Below are the various different colour combinations I was looking at for my website. I wanted colours that were both warm and cold considering I wanted to make a piece that started off “happy / fine” at the top, and got “darker / scary” as you scrolled down. Though, I opted for a cooler colour scheme considering it is an “iceberg”.

Why an Iceberg?

I decided to go with the concept of an Iceberg given that in my opinion it is one of the best metaphors for representing PTSD as a whole. How might you ask? – Those who suffer from PTSD may seem like they are stable and functioning above the surface (at first glance) but deep down, “below the surface” there is so much pain and hurt that the survivors often have to deal with in secrecy. Therefore, by using the Iceberg metaphor, I came up with the concept of making a “Scroll-Based Website / Online Form”.

User Journey

The website consists of rather emotionally written text, that appears as you scroll deeper and deeper into the water. The water starts of a lighter colour, but it darkens as you scroll, which is where the “pain and hurt” exists below. As you continue to scroll, the user will see that they have hit the bottom of the ocean, which is where the “relief” part of the story exists. Users can see that there is an anchor planted in the ocean floor, which is meant to represent the concept of being “Grounded”. Followed by the painful story is a form that users can fill out to send in their story “their Iceberg” which is where I will ask the user “What’s your Iceberg?”

Research Methods

Questions I researched were:

  • What is Trauma?
  • What are the symptoms of Trauma?
  • What is the difference between Stress and Post Traumatic Stress?
  • Is PTSD curable?
  • What are successful forms of therapy for those who suffer from PTSD?

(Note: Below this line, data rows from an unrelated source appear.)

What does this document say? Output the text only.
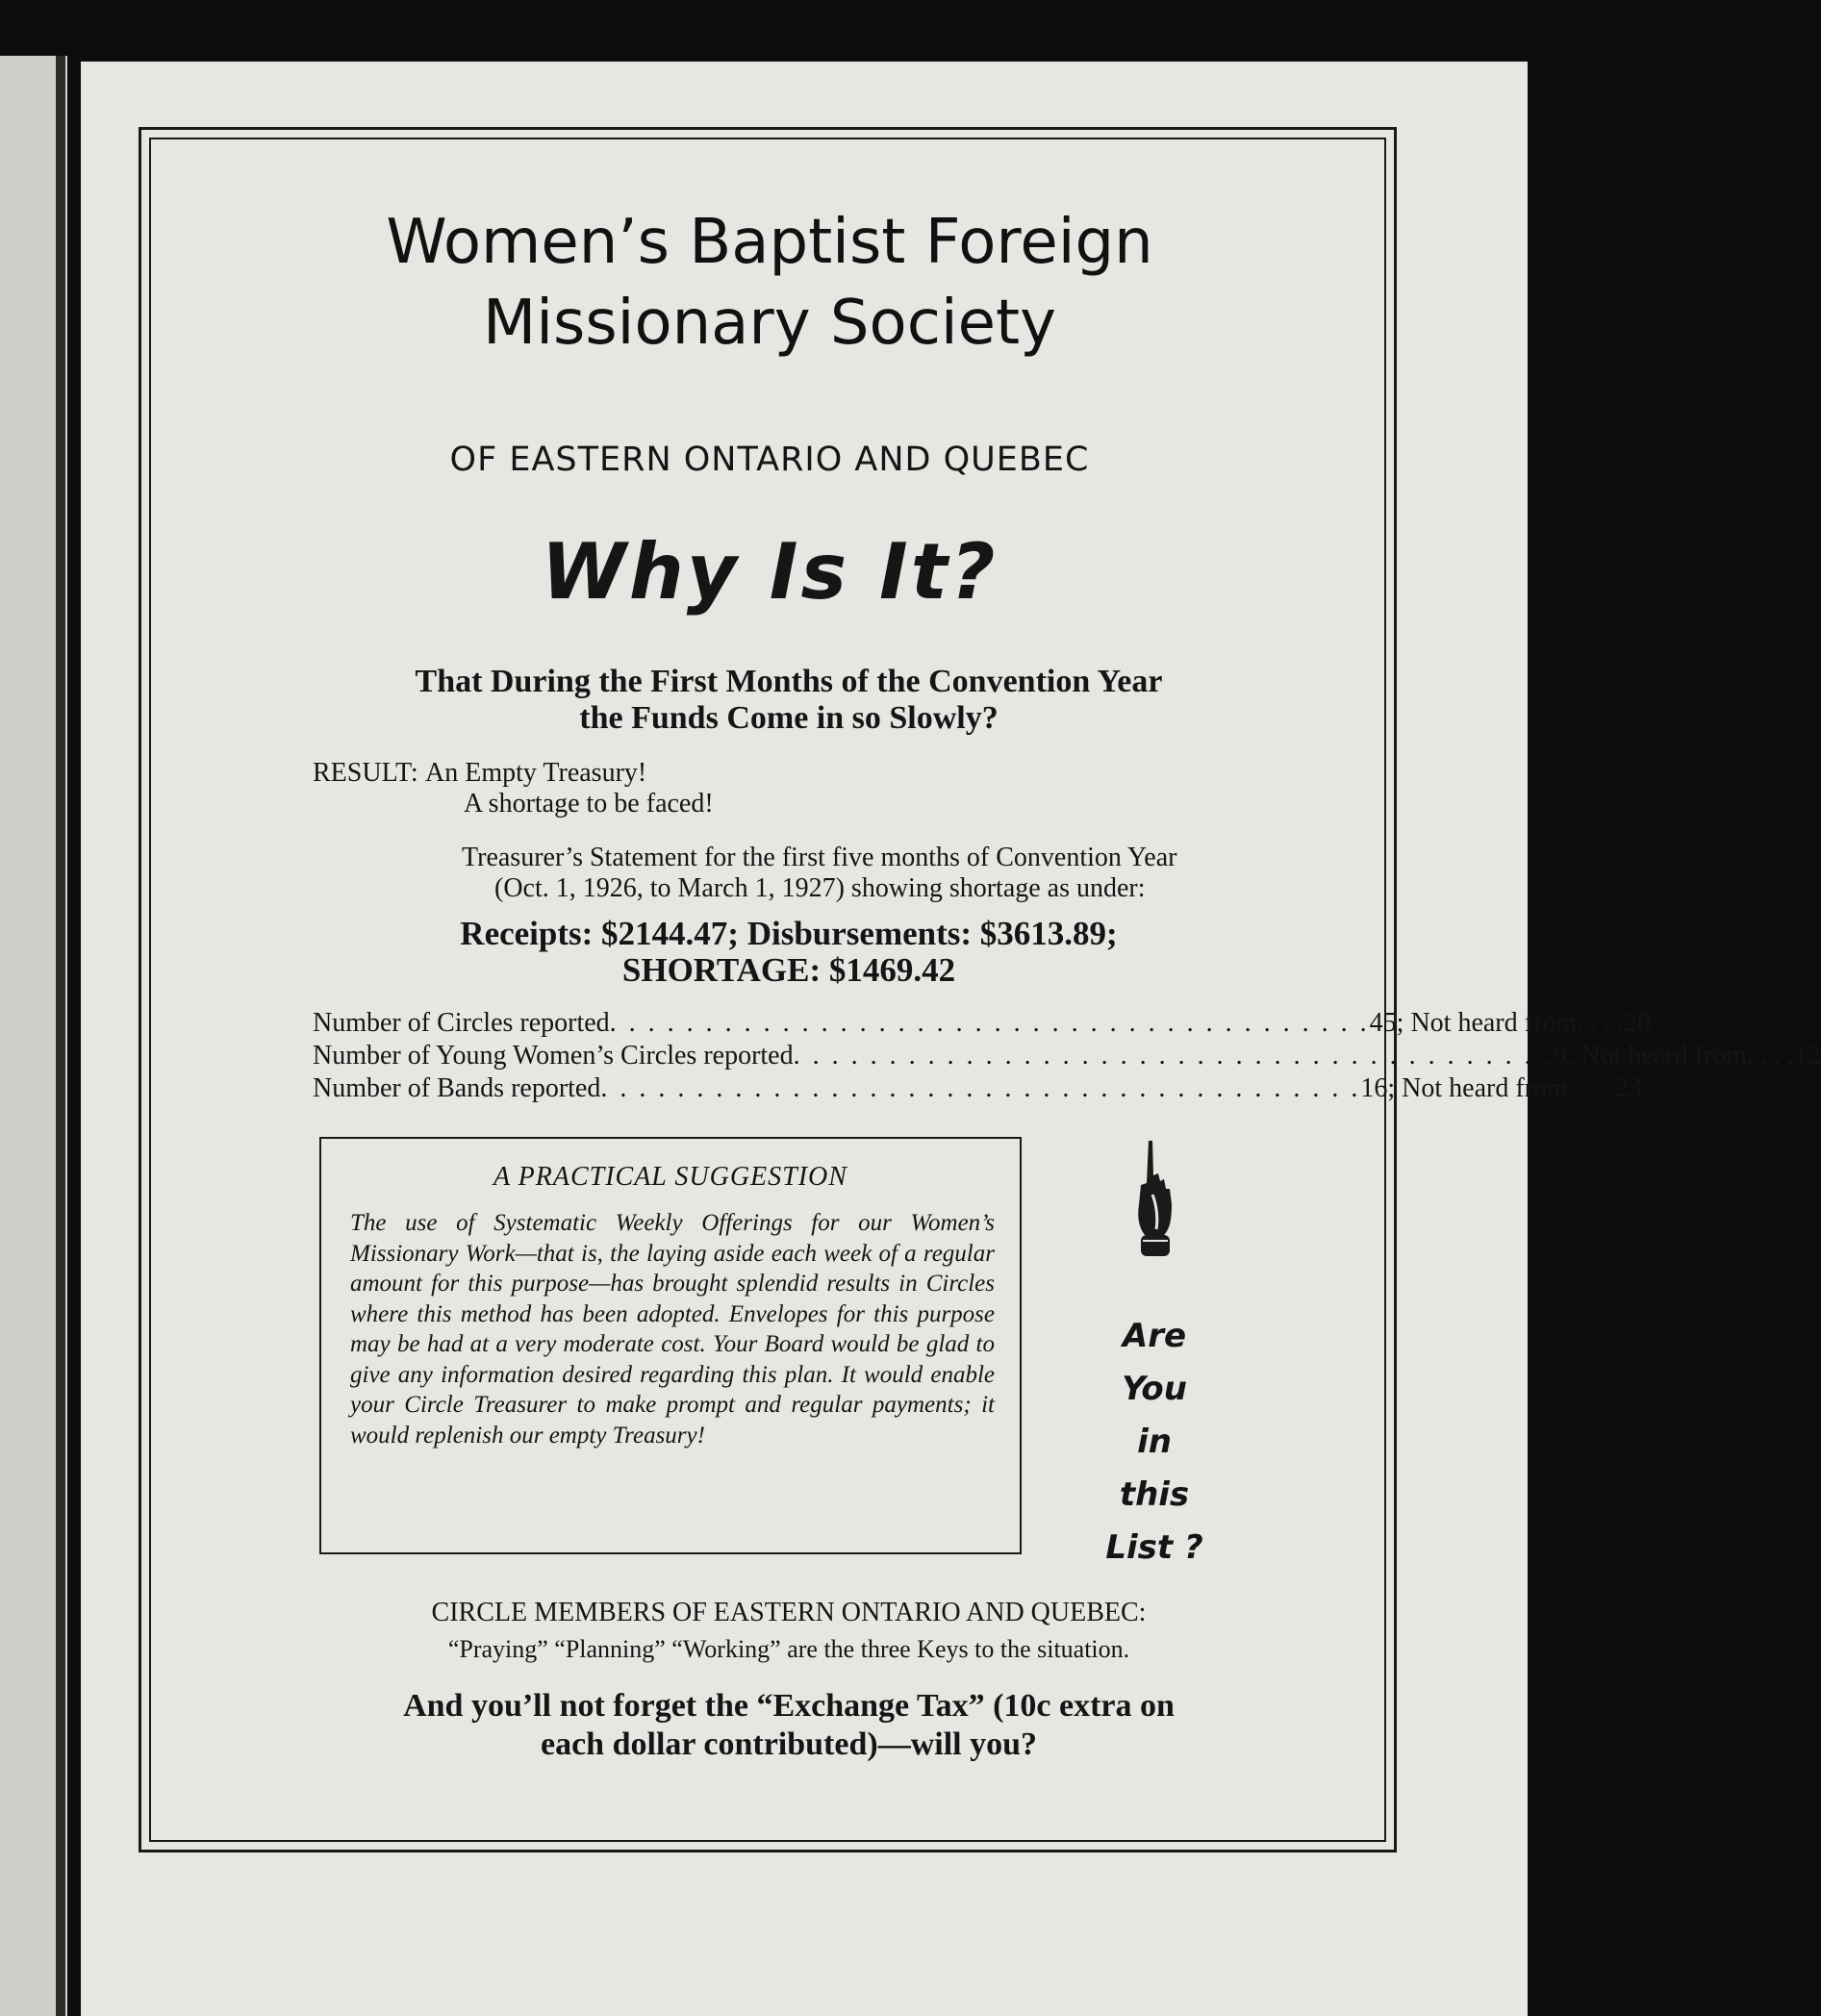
Women’s Baptist Foreign
Missionary Society
OF EASTERN ONTARIO AND QUEBEC
Why Is It?
That During the First Months of the Convention Year
the Funds Come in so Slowly?
RESULT: An Empty Treasury!
A shortage to be faced!
Treasurer’s Statement for the first five months of Convention Year
(Oct. 1, 1926, to March 1, 1927) showing shortage as under:
Receipts: $2144.47; Disbursements: $3613.89;
SHORTAGE: $1469.42
Number of Circles reported . . . . . . . . . . . . . . . . . . . . . . . . . . . . . . . . . . . . . . . . 45; Not heard from. . . .20
Number of Young Women’s Circles reported . . . . . . . . . . . . . . . . . . . . . . . . . . . . . . . . . . . . . . . . 9; Not heard from. . . .12
Number of Bands reported . . . . . . . . . . . . . . . . . . . . . . . . . . . . . . . . . . . . . . . . 16; Not heard from. . . .23
A PRACTICAL SUGGESTION
The use of Systematic Weekly Offerings for our Women’s Missionary Work—that is, the laying aside each week of a regular amount for this purpose—has brought splendid results in Circles where this method has been adopted. Envelopes for this purpose may be had at a very moderate cost. Your Board would be glad to give any information desired regarding this plan. It would enable your Circle Treasurer to make prompt and regular payments; it would replenish our empty Treasury!
Are
You
in
this
List ?
CIRCLE MEMBERS OF EASTERN ONTARIO AND QUEBEC:
“Praying” “Planning” “Working” are the three Keys to the situation.
And you’ll not forget the “Exchange Tax” (10c extra on
each dollar contributed)—will you?
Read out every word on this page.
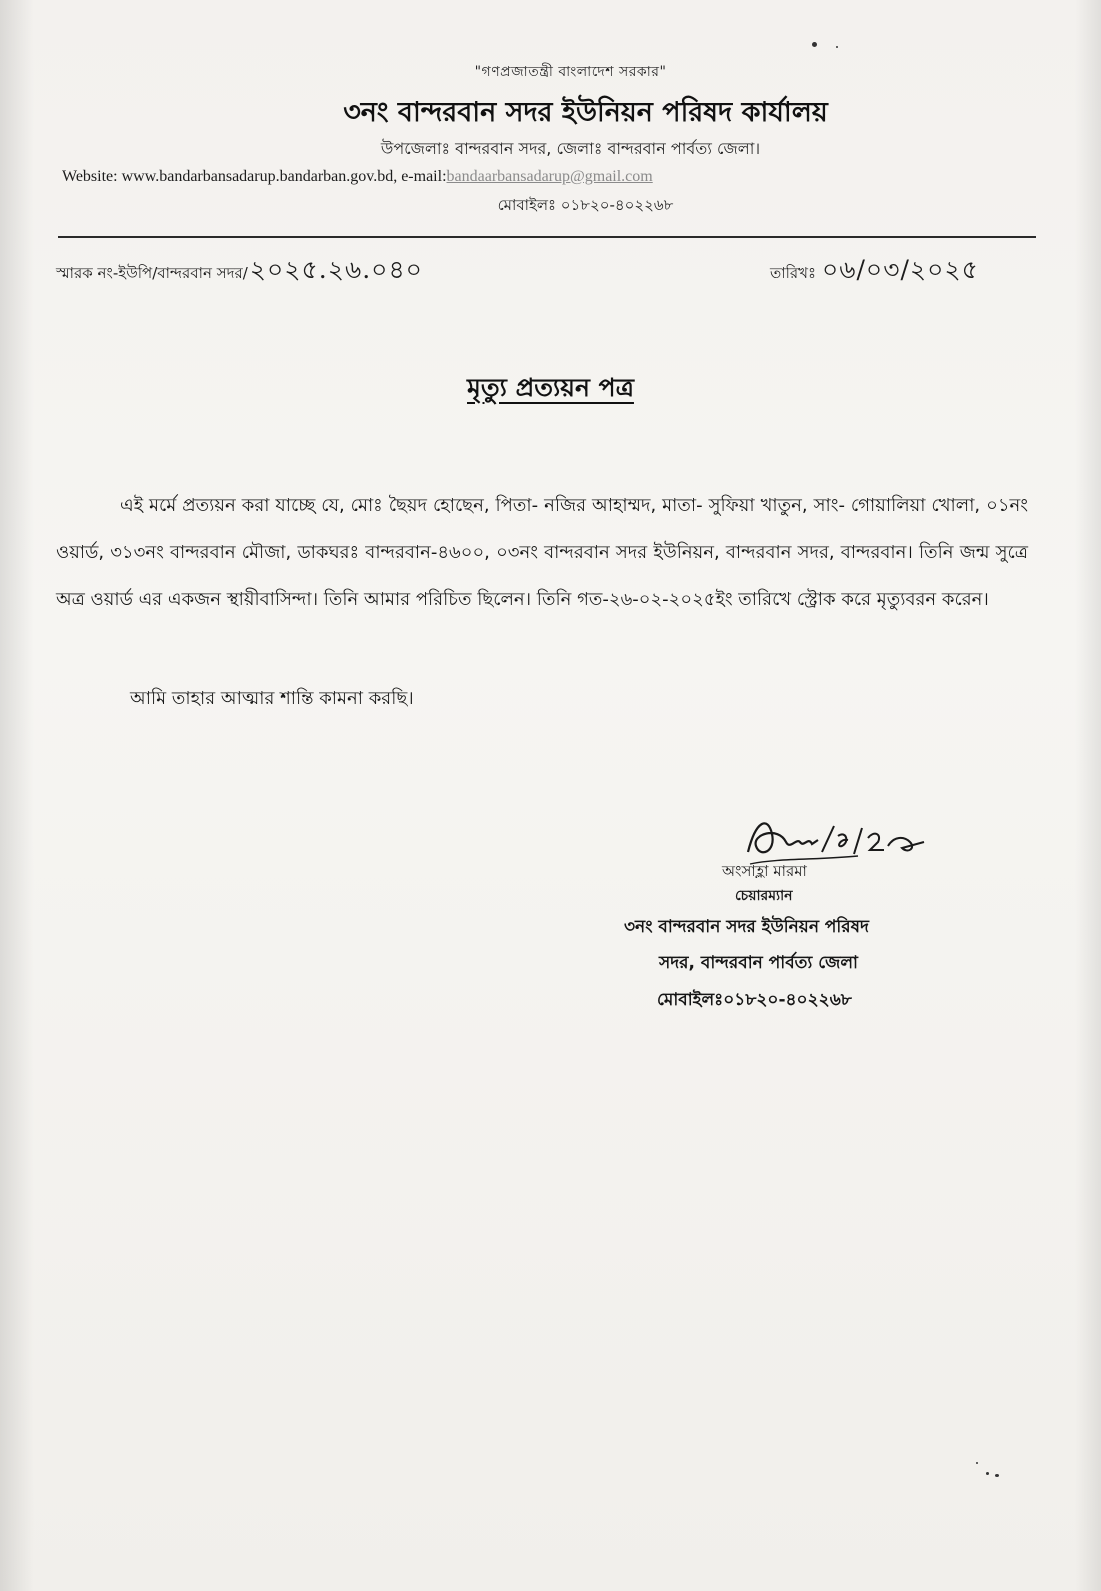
"গণপ্রজাতন্ত্রী বাংলাদেশ সরকার"
৩নং বান্দরবান সদর ইউনিয়ন পরিষদ কার্যালয়
উপজেলাঃ বান্দরবান সদর, জেলাঃ বান্দরবান পার্বত্য জেলা।
Website: www.bandarbansadarup.bandarban.gov.bd, e-mail:bandaarbansadarup@gmail.com
মোবাইলঃ ০১৮২০-৪০২২৬৮
স্মারক নং-ইউপি/বান্দরবান সদর/২০২৫.২৬.০৪০	তারিখঃ ০৬/০৩/২০২৫
মৃত্যু প্রত্যয়ন পত্র
এই মর্মে প্রত্যয়ন করা যাচ্ছে যে, মোঃ ছৈয়দ হোছেন, পিতা- নজির আহাম্মদ, মাতা- সুফিয়া খাতুন, সাং- গোয়ালিয়া খোলা, ০১নং ওয়ার্ড, ৩১৩নং বান্দরবান মৌজা, ডাকঘরঃ বান্দরবান-৪৬০০, ০৩নং বান্দরবান সদর ইউনিয়ন, বান্দরবান সদর, বান্দরবান। তিনি জন্ম সুত্রে অত্র ওয়ার্ড এর একজন স্থায়ীবাসিন্দা। তিনি আমার পরিচিত ছিলেন। তিনি গত-২৬-০২-২০২৫ইং তারিখে স্ট্রোক করে মৃত্যুবরন করেন।
আমি তাহার আত্মার শান্তি কামনা করছি।
অংসাহ্লা মারমা
চেয়ারম্যান
৩নং বান্দরবান সদর ইউনিয়ন পরিষদ
সদর, বান্দরবান পার্বত্য জেলা
মোবাইলঃ০১৮২০-৪০২২৬৮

And with those questions, I found that Post-Traumatic Stress Disorder (PTSD) was a condition that stemmed from the aftermath of a psychologically distressing event, though it does not appear in every victim. Not everyone who has experienced a traumatic event develops PTSD. After an individual experiences a traumatic event, they typically don’t develop any symptoms of PTSD after about 3 months of their brain trying to process the event.